A cousin who’d been deported from the USA never stopped listening to that song and translated for anyone who wanted to hear: where there’s a will there’s a way. Madické’s beginning to have his doubts, and justifiably so.

The two periods of extra time remain goalless. Now a penalty shoot-out’s inevitable. Madické knows this, and his heart’s beating wildly in his breast. He presses his hand to it but that doesn’t help, the palpitating increases.

The mistress of the house calls everyone for supper. The meal here isn’t reserved for those who live in the house, everyone who’s around when it’s served is welcome and automatically invited to share it. A young girl brings a small calabash filled with water where everyone in turn washes their hands, while her mother places a series of steaming bowls in the middle of the yard.

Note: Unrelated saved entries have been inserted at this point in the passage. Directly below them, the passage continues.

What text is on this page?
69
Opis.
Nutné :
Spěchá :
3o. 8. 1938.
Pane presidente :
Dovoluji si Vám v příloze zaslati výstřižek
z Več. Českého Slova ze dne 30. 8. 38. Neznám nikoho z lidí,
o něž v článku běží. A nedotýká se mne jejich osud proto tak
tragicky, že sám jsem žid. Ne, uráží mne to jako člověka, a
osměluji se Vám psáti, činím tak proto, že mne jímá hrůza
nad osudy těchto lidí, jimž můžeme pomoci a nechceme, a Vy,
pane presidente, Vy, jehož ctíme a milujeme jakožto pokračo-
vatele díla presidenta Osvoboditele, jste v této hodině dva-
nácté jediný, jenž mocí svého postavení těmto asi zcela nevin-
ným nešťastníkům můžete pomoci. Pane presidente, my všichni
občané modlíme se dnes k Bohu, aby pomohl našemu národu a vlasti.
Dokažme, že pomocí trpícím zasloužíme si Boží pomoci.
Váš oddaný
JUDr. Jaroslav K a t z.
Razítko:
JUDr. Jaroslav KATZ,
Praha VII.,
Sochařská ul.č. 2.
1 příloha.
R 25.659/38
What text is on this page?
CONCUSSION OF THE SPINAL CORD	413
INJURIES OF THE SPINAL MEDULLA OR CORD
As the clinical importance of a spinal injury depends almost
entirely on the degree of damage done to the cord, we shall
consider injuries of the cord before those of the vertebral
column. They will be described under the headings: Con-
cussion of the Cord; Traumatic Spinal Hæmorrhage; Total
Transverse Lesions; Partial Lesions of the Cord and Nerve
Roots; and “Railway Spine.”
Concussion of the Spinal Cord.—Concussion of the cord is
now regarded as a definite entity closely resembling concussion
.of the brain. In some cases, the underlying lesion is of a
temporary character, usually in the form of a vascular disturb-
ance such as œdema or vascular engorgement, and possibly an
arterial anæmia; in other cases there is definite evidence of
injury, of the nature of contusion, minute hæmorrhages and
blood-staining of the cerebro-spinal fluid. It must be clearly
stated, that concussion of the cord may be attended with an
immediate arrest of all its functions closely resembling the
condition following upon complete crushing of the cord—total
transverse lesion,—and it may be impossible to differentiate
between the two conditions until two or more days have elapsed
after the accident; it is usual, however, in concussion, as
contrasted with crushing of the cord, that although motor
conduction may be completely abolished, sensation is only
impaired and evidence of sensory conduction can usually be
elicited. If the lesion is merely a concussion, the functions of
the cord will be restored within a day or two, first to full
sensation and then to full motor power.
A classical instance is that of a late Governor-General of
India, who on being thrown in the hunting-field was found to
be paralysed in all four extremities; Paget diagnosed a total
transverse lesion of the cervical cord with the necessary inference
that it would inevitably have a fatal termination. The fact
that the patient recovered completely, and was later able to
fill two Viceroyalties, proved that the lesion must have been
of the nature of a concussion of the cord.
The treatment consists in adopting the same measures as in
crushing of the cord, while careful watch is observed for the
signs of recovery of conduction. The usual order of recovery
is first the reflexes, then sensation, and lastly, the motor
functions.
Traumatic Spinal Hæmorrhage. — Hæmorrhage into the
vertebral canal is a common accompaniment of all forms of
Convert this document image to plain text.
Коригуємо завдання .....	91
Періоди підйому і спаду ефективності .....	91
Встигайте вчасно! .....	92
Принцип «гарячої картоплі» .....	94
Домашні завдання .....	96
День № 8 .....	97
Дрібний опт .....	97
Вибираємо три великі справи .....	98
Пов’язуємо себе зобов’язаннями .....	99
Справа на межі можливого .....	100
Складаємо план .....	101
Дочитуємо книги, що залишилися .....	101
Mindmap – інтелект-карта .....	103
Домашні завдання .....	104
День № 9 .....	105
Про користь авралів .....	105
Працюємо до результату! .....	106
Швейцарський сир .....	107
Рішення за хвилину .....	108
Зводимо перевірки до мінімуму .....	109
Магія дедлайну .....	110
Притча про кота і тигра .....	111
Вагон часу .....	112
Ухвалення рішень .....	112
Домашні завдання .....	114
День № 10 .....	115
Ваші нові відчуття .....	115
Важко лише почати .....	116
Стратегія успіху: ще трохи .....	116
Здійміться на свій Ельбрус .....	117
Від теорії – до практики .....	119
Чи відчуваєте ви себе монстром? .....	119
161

The fisherman briefly rinses his hands and makes a beeline for the head of the family. Discussing how bad the catch has been lately, he positions himself cross-legged on a mat and begins to pay tribute to the housewife’s efforts. Mmm! You can smell the spices in the talalé, a dish fit for a king! Our women are the only ones who can make such delicious fish couscous, and that’s a fact!

As for Madické, his stomach’s in knots. He pretends he had a late lunch so as to decline the invitation politely. Besides, unlike the older generation, he doesn’t like sharing other people’s meals whenever circumstances dictate. If this match hadn’t gone on, he’d have extricated himself before supper time. While some wolf down mouthfuls of couscous and compliment the cook in order to justify their greed, he savours the calm created in front of the TV.

“Great,” he says to himself, “I can watch the penalties in peace.”

But the weather decided otherwise. He’d hardly had this thought when a series of lightning flashes ripped through the sky. A violent tornado whipped the coconut palm branches. The white sand, the islanders’ pride, became their worst enemy, a whirlwind flagellating their skin and carrying off everything in its path. The people eating quickly deserted their mats which were either flung against the fence or swirled above their heads. Then big rain drops began to fall: one of the first June rains, often short-lived but always unpredictable, that let Sahelians know it’s the start of the winter season and time to work in the fields.

Madické hadn’t waited for the first drops of water to seize the old set and carry it into the living room, but in vain. At the first flash of lightning, the TV had blinked and then, letting out a last beep, had abruptly gone dead. He didn’t want to think the worst: that beep wasn’t a last sigh, the TV couldn’t have given up the ghost. He told himself it was an electrical whim, just a shock, a kind of heart attack brought on by the virulence of the lightning flashes. In the living room, he attempted a long, solitary resuscitation, without success. He needed to hear the owner’s verdict to convince him to leave the patient’s bedside:

“I think it’s dead, there’s nothing you can do, it doesn’t like the rainy season. Last year, too, it died on me at the first clap of thunder, luckily I managed to get it going again. This time, I think it’s finished.”

With his hand resting on the television, the man smiled as he talked on. Glancing at the living room clock, Madické realised bitterly that the penalty shoot-out was finished too. He politely stammered some excuses and left.